India Vs The Developed Markets 

Pharma pundits opine that while the research spending is slowly reviving and moving up for the Indian pharmaceutical sector, the spending is almost half if not less when compared with their counterparts in developed markets like the US and European Union. 

“R&D spend of leading global pharma companies (Sanofi, Pfizer and Novartis) has been considerably higher at 15-20 per cent of their revenues over the last few years, primarily due to their continued focus on developing innovator molecules and wider presence in regulated markets,” says Macherla.

One of the reasons that experts provide for this gap between R&D spend between India and the west is the profitability and the government incentivisation provided to the companies in the developed markets. “Companies like Pfizer, Novartis etc. have much higher profitability. The Indian companies have only USD 1 to USD 1.5 billion in US sales, whereas the global companies are earning upwards of around USD 10 to USD 15 billion-plus.
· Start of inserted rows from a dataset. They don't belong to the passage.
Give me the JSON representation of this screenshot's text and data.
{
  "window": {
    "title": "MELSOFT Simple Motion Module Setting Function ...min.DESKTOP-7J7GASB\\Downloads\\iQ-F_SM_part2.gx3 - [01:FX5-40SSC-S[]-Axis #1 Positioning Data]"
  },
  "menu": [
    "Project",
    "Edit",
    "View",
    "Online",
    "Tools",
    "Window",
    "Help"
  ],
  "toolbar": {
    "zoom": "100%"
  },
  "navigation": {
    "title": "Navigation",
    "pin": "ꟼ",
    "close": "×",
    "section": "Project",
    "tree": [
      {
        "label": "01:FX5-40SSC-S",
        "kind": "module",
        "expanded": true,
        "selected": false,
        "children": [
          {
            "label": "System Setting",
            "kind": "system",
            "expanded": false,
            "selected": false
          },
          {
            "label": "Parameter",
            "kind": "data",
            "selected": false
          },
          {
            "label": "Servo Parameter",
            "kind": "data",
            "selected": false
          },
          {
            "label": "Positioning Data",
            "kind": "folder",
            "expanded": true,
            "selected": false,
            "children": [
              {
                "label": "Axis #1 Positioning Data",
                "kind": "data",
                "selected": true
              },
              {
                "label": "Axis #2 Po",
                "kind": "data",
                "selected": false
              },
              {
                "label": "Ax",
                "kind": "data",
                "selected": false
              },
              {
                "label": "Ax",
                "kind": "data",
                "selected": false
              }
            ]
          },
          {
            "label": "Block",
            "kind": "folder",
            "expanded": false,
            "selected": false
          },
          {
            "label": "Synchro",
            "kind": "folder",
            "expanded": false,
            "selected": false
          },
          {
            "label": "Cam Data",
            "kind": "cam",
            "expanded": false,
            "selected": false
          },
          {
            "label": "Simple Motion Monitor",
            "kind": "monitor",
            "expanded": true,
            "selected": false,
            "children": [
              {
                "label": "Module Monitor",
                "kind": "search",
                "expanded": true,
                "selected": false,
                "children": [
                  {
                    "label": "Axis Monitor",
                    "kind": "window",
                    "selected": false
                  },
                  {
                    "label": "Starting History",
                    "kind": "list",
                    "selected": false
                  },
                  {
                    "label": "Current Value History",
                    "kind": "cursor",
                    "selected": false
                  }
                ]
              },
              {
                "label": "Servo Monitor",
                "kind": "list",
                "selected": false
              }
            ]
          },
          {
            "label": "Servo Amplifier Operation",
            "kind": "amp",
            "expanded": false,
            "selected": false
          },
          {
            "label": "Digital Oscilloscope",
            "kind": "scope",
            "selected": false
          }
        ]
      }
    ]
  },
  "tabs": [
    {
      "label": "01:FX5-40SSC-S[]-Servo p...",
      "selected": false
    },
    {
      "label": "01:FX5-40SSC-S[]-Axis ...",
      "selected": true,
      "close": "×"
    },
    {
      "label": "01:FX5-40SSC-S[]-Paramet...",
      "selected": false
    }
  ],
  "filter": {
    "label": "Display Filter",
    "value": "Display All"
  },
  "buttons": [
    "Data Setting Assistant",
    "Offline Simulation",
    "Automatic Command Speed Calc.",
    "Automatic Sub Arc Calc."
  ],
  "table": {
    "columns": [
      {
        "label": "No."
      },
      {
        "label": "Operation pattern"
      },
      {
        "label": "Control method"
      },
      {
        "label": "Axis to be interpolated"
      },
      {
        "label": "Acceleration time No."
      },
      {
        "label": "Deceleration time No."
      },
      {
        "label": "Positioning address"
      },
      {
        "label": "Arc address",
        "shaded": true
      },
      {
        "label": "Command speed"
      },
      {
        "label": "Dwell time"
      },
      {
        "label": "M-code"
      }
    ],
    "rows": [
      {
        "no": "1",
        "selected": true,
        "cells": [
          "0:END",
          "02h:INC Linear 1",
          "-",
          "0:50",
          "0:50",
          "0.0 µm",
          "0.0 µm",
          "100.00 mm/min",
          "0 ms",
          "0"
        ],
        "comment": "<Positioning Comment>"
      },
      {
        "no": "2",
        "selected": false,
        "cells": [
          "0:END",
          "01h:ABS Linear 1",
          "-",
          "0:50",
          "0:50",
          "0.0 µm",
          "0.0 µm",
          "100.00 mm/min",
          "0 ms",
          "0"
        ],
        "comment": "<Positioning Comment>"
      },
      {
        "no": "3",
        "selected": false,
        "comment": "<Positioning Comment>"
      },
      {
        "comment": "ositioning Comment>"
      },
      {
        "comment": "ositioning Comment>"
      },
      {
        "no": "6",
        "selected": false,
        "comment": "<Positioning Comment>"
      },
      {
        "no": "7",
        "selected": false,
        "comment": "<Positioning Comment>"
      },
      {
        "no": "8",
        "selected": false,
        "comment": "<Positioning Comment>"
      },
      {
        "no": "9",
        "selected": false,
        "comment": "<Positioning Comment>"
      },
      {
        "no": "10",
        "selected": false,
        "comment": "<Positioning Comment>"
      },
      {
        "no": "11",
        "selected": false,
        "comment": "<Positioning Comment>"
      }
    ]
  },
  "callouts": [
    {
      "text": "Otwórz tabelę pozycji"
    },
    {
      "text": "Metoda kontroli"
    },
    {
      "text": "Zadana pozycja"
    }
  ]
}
So there's a huge difference between the revenue as well as the profitability,” Desai informed.

Another key determinant of overall R&D spending as a proportion of total sales is the product basket of a company says Macherla adding that certain other firms such as Viatris, Teva and Endo which derive a sizeable portion of their revenues from generic drugs spend only 4 to 8 per cent of their revenues on R&D indicating that even amongst global pharma companies, the product basket towards which R&D is focused (innovator vs generic molecules).

Indian R&D Spend Outlook

Experts believe that there is no benchmark for the Indian pharma companies to embark upon and it all depends on how much shelling their balance sheets can support. Desai says that for all the big pharma names, the US sales have not seen an uptick in the last five years. So for them, it's not an easy call to overspend, as all these projects are long gestation in nature, which may or may not succeed. 

Desai believes the increase in the research budgets will be gradual. “Eventually the spending will go up but as I said, there will be some rationalisation. Companies will spend more on specialisation and more on biosimilars and complex generics rather than spending on generics,” Desai predicts.